Mevrouw Groothedde heeft het woord.
Ik ga kort tussenkomen. Ik vind het heel moedig van die mensen dat ze dit hebben gedaan. Dat is helemaal niet evident. Ik denk dat u evengoed als wij weet wat voor implicaties het heeft dat het groeipad niet is doorgevoerd. Dat heeft implicaties voor organisatoren die zich hadden ingesteld om in lijn hiermee te kunnen tegemoetkomen aan de noden van de maatschappij, bijkomend, en die nu voor voldongen feiten worden gesteld. Dat is echt niet correct.
Dat zijn mensen die soms al jarenlang met een combinatie van personeel werken, sommige mensen toegekend in trap 2A en sommige mensen toegekend in trap 2B. Dat betekent dat ze iedereen dezelfde arbeidsvoorwaarden moeten geven en de verschillen moeten bijpassen uit hun eigen zak. Het niet doorvoeren van het groeipad heeft op lange termijn het risico dat die plekken trap 2B er gewoon uit zullen gaan. Die organisatoren zullen zeggen: ‘Het is genoeg geweest. Ik heb te lang gewacht. De Vlaamse Regering heeft mij iets beloofd en dat komt maar niet.’
Voor personeel heeft dat slechte gevolgen want die mensen stappen in de kinderopvang en willen doorgaand zorg en begeleiding bieden aan de kindjes en de ouders die zij zien, maar tegelijkertijd werken zij aan slechtere voorwaarden in trap 2B en gaan ze dan naar een andere plek als ze een andere job krijgen. Dat is normaal want het verschil maakt heel veel uit. U weet dat wij u daarover in 2020 ook hebben aangesproken.
Het is heel slecht voor ouders en kindjes want als hun kind het ongeluk heeft om in trap 2B te zitten – dat weten ouders over het algemeen niet – zien ze mensen met een grotere roulatie vertrekken.
Ten slotte heeft het ook voor de maatschappij het gevolg dat het veel minder betaalbaar is om voor uitbreiding te zorgen en dat er plekken verloren zullen gaan. Die roulatie zorgt er ook voor dat mensen een bitterheid opbouwen die de kinderopvang voor geen druppel meer nodig heeft in de huidige omstandigheden.
De heer Daniëls heeft het woord.
Ik wil nog een paar zaken aanhalen. Ten eerste, ik denk dat de sector inderdaad onder druk staat. Dat is de reden waarom we hier hoorzittingen doen. Dat is juist. Ten tweede, de verschillende trappen die er in de kinderopvang zijn, zijn vatbaar voor evaluatie. Die zijn op zo’n manier gegroeid dat een evaluatie daar wel op zijn plaats is: wat wordt er verwacht ten aanzien van welk bedrag en van welke trap?

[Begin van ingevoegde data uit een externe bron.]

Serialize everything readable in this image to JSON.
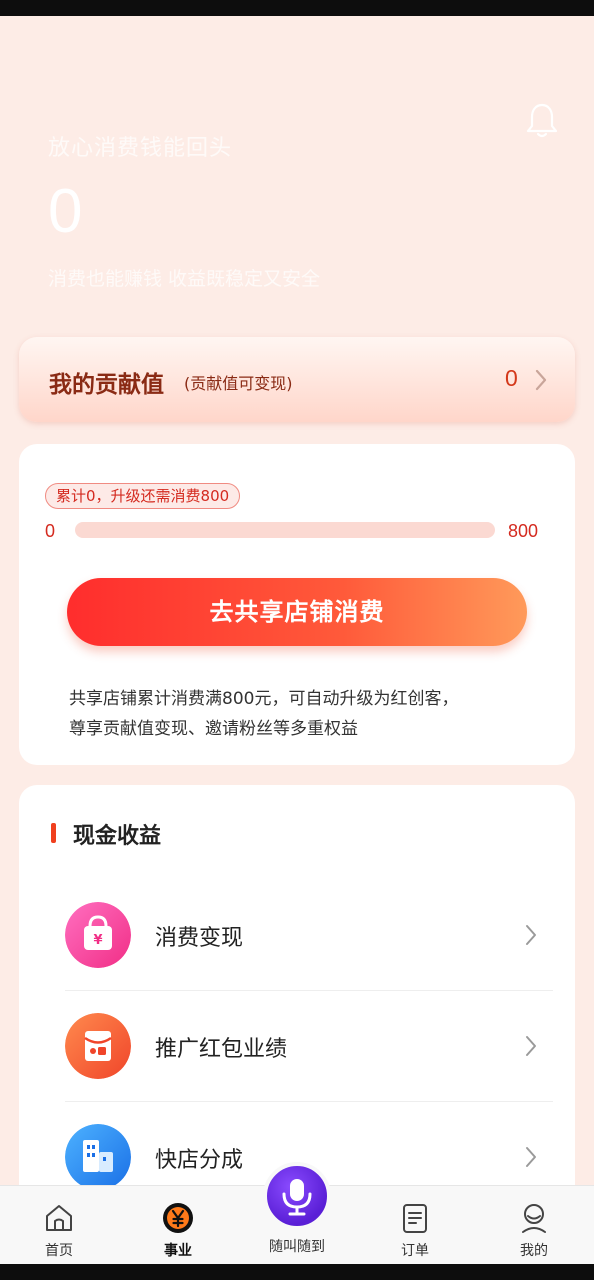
{
  "hero": {
    "slogan": "放心消费钱能回头",
    "value": "0",
    "description": "消费也能赚钱 收益既稳定又安全"
  },
  "contribution": {
    "title": "我的贡献值",
    "subtitle": "(贡献值可变现)",
    "value": "0"
  },
  "upgrade": {
    "badge": "累计0，升级还需消费800",
    "progress_min": "0",
    "progress_max": "800",
    "progress_fraction": 0,
    "cta_label": "去共享店铺消费",
    "note_line1": "共享店铺累计消费满800元，可自动升级为红创客，",
    "note_line2": "尊享贡献值变现、邀请粉丝等多重权益"
  },
  "cash": {
    "title": "现金收益",
    "items": [
      {
        "label": "消费变现",
        "icon": "shopping-bag-yuan-icon"
      },
      {
        "label": "推广红包业绩",
        "icon": "red-envelope-icon"
      },
      {
        "label": "快店分成",
        "icon": "buildings-icon"
      }
    ]
  },
  "tabbar": {
    "home": "首页",
    "business": "事业",
    "voice": "随叫随到",
    "orders": "订单",
    "mine": "我的"
  },
  "colors": {
    "accent": "#f03a2c",
    "background": "#fdece6",
    "voice": "#5a1fd6"
  }
}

Er is het groeipad sociaal ondernemerschap in de welzijnssector. Ik kan mij voorstellen dat dat groeipad voor een aantal mensen niet snel genoeg gaat, vanwege de kosten die er zijn. En daar komt nu ook nog de strijd om het personeel bij. Want door de krapte op de arbeidsmarkt kan je personeel worden weggehaald door een ander initiatief. En dan ben je personeel van het ene kinderopvanginitiatief naar het andere aan het verplaatsen en dat is voor niemand fijn, zeker niet voor de sociale ondernemer.
Minister, staat er in de verdere horizon een evaluatie van die verschillende trappen en de voorwaarden die daaraan worden gesteld op de agenda?
Minister Beke heeft het woord.
Minister, ik zal niet reageren op de lopende rechtszaken.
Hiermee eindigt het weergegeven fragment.